O Brasil depois da Copa

Os turistas adoraram o reduto brasileiro e prometem voltar. E segundo estatísticas, 70% dos estrangeiros que estiveram no país para acompanhar os jogos consideraram ótimo o Mundial. E passadas as competições inicia-se escalada para as eleições presidenciais

Walther Alvarenga

Foto: Ricardo Corrêa
Foto: Ricardo Corrêa

O Brasil volta a respirar a sua realidade, após a realização da Copa do Mundo de 2014, que abriu espaço para seleções de 32 países, mostrando ao mundo que as depredações, os assaltos e o risco de sequestro foram contornados pelo forte esquema de segurança, dentro e fora dos estádios. Evidente que não faltaram atos de protesto em alguns pontos de São Paulo, do Rio de Janeiro e de Belo Horizonte, inexpressivos aos olhos mídia tupiniquim, que optou em fazer vista grossa, evitando o fortalecimento destes confrontos. Isso garantiu tranquilidade aos turistas que estiveram em terras brasileiras e puderam desfrutar da música, da culinária e até mesmo do pastel de carne que, surpreendentemente, agradou o paladar dos estrangeiros. Os pasteizinhos foram à bola da vez, procurados pelos jogadores europeus, atraídos pelo sabor considerado “fantástico”.

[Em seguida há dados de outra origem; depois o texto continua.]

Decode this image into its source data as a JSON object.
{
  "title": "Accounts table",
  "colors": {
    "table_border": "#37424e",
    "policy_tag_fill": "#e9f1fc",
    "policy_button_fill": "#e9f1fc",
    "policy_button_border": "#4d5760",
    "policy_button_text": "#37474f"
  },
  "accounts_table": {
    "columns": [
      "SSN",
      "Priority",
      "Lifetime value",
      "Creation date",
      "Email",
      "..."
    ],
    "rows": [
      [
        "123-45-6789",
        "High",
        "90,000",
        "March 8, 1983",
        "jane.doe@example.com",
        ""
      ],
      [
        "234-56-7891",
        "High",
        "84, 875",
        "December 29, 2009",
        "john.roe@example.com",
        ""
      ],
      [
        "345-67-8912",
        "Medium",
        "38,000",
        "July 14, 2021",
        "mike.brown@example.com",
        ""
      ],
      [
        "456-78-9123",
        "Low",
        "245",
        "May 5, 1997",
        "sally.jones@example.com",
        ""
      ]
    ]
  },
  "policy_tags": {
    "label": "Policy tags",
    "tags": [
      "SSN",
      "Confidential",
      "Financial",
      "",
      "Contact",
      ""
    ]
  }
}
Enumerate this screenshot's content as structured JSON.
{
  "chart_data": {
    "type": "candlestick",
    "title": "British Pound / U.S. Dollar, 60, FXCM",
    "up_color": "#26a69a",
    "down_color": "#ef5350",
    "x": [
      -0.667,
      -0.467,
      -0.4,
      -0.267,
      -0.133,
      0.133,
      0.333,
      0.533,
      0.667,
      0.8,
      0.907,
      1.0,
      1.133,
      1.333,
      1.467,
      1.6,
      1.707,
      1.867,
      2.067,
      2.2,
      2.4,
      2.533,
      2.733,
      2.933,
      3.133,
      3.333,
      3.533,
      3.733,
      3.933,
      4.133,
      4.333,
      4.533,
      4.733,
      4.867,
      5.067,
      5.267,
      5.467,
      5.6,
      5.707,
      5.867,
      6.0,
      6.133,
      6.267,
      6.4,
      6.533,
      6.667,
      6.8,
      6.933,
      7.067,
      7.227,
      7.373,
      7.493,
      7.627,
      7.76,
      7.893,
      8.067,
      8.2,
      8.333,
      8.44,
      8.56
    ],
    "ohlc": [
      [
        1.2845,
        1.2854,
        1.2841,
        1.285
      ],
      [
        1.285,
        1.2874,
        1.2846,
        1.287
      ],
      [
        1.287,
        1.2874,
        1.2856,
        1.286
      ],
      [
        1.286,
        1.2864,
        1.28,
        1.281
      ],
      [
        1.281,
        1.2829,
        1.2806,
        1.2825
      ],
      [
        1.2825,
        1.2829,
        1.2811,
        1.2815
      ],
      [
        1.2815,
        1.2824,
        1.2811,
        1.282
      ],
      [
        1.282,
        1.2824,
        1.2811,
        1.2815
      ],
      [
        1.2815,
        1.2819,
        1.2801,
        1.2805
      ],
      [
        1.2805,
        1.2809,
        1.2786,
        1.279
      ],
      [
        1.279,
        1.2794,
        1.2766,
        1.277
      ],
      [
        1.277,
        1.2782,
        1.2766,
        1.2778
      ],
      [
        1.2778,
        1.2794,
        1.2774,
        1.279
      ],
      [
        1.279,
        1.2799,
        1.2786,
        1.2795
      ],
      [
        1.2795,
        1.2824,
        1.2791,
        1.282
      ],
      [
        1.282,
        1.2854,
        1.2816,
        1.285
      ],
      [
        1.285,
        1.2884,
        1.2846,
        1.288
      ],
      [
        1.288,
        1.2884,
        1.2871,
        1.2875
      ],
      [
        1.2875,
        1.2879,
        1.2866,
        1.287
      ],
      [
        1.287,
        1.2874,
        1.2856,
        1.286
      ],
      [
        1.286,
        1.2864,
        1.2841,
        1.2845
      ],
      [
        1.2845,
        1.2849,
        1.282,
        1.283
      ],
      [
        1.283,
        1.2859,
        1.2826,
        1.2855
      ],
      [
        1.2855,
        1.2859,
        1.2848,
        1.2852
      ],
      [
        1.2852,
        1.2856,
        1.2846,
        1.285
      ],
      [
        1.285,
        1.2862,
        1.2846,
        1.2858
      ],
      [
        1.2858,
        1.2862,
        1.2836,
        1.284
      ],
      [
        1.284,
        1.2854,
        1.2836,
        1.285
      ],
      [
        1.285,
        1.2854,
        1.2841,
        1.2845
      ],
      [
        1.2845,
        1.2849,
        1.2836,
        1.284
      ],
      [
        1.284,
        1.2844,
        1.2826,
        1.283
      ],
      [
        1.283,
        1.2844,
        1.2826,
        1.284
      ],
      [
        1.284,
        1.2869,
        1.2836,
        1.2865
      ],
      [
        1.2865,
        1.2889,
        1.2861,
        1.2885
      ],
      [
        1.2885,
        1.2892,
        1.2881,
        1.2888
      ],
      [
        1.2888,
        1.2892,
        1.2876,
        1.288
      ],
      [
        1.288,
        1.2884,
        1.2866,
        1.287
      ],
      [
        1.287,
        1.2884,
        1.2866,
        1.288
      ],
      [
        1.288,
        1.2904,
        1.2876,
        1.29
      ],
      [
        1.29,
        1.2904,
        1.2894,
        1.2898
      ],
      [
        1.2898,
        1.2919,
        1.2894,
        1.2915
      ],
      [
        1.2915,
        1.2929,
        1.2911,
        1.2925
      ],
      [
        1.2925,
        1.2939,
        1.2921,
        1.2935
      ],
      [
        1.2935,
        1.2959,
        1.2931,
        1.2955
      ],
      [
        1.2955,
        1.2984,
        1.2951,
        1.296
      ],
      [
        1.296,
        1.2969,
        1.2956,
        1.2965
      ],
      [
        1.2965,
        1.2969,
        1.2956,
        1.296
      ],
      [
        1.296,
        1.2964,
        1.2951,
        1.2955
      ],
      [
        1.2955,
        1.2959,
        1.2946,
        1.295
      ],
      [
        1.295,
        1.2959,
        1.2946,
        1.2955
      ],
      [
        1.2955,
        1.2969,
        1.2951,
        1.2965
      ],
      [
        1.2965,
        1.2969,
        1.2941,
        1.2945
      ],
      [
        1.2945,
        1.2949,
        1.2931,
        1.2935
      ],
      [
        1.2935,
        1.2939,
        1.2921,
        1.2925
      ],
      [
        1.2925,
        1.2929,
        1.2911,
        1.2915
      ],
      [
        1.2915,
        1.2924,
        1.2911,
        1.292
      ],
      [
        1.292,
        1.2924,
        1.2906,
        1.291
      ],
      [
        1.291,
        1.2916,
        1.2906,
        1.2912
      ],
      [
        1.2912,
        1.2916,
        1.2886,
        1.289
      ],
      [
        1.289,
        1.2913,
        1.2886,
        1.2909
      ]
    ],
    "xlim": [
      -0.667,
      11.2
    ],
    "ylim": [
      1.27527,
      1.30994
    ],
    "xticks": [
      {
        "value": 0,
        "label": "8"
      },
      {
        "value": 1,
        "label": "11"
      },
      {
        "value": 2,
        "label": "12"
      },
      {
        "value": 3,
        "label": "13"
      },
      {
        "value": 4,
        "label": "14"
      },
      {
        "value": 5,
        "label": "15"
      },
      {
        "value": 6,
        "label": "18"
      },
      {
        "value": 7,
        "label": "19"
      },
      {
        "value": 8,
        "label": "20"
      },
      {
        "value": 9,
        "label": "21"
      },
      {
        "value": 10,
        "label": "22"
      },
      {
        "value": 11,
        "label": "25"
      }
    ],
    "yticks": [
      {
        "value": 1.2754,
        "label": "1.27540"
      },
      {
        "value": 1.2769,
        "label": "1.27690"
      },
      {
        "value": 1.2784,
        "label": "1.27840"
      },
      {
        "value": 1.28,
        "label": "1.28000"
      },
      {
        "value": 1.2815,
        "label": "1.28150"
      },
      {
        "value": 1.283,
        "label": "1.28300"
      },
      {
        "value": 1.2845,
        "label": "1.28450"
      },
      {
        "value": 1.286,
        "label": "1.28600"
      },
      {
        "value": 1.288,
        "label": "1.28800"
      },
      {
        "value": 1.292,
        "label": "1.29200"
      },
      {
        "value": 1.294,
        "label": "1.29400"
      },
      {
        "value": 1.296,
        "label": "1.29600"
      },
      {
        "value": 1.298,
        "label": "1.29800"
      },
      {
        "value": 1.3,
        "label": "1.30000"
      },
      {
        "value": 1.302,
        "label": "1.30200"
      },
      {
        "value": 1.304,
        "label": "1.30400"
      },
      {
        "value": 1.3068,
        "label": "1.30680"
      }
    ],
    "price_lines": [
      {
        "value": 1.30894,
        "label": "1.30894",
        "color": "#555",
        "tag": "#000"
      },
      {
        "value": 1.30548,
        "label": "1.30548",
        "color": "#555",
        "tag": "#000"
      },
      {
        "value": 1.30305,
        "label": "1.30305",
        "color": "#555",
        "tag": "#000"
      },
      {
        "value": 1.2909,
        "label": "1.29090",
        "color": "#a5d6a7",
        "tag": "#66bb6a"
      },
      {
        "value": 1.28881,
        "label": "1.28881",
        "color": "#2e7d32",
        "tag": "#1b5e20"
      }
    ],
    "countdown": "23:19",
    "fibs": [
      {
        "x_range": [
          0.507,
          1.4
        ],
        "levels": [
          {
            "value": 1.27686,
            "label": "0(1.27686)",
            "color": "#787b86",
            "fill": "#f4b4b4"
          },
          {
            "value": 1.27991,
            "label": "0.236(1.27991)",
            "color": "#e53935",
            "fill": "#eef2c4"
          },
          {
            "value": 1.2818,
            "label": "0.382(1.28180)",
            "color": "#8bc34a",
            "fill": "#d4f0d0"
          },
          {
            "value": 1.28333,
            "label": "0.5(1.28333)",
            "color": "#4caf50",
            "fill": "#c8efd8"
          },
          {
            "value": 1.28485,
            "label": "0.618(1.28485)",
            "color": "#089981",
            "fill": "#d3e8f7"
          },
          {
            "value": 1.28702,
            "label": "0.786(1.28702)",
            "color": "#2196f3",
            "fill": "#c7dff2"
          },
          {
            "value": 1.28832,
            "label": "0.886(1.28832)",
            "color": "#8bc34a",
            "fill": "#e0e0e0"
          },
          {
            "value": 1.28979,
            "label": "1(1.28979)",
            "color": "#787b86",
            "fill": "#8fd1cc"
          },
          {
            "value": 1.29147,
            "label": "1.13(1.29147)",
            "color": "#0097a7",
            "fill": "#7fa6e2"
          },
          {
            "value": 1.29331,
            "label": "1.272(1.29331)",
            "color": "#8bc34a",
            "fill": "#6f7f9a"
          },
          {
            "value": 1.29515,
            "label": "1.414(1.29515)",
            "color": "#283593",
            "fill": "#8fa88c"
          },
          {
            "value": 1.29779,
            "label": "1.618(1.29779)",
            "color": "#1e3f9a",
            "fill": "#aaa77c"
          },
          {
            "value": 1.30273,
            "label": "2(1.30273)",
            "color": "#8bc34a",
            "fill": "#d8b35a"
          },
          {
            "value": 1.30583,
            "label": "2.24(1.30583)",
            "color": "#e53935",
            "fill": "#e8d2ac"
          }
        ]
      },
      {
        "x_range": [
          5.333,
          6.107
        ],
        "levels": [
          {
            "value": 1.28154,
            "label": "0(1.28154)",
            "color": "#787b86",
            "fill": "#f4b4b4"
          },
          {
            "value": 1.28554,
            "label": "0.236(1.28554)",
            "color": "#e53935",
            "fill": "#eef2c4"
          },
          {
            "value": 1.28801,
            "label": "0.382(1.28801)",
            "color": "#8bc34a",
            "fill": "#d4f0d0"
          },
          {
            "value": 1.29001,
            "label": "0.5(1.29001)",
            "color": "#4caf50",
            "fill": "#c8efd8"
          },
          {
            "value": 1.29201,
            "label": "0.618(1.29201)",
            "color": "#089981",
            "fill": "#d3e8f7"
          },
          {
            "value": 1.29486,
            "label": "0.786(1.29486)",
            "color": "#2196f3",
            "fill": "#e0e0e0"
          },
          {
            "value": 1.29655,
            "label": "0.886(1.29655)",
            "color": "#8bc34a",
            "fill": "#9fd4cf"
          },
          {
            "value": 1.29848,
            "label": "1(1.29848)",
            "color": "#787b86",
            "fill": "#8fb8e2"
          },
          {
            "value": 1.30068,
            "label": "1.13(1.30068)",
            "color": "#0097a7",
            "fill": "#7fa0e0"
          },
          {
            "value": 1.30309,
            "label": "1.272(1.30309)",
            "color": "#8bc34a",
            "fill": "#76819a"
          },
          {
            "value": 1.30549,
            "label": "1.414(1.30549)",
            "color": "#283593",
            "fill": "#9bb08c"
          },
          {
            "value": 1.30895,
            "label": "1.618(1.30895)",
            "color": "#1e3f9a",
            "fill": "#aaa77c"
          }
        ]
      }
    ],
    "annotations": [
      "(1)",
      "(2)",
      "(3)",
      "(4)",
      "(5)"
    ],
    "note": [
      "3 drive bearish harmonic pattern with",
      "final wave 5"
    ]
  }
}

Entretanto, os 32 bilhões investidos no Mundial com a construção de estádios e das obras não concluídas, voltou a ser questionado nos meios de comunicação. O equívoco neste contexto é de que o Brasil preparou uma grande festa, mas os donos da casa ficaram à mercê das comemorações, diante do fiasco da Seleção Brasileira, que tomou dez gols em apenas dois jogos, frustrando o título de hexacampeão. Nada saiu a contento e o chamado país do futebol ficou relegado ao quarto plano, sem contar com o deboche que invadiu as redes sociais. O apelidado time dos chorões – o Brasil, óbvio – tornou-se referência negativa na história das Copas do Mundo como a equipe mais vazada na final das competições. Uma desonra pertinente à corrupção e ao subfaturamento, administrados por governantes e pelos cartolas da bola. Há que diga que a derrota esmagadora para a Alemanha, foi um castigo dos céus.

BRT (Bus Rapid Transit) - Recife - Foto: blogs.diariodepernambuco.com.br
BRT (Bus Rapid Transit) – Recife – Foto: blogs.diariodepernambuco.com.br

O Brasil aspira às eleições presidenciais, exigindo do cidadão brasileiro reflexão na hora do voto. É o recomeço de uma escalada de ímpeto entre os que pleiteiam o poder e que falam em mudanças. Uma árdua missão nos vindouros quatro anos, diante de uma população arredia e do staff político desacreditado. A corrupção desagregou a confiança do povo, portanto, é preciso aparar arestas e colocar o país nos trilhos. Mas é pertinente que haja consenso para conter a ira dos injustiçados, pela falta de trabalho e de perspectivas em um contexto corruptivo.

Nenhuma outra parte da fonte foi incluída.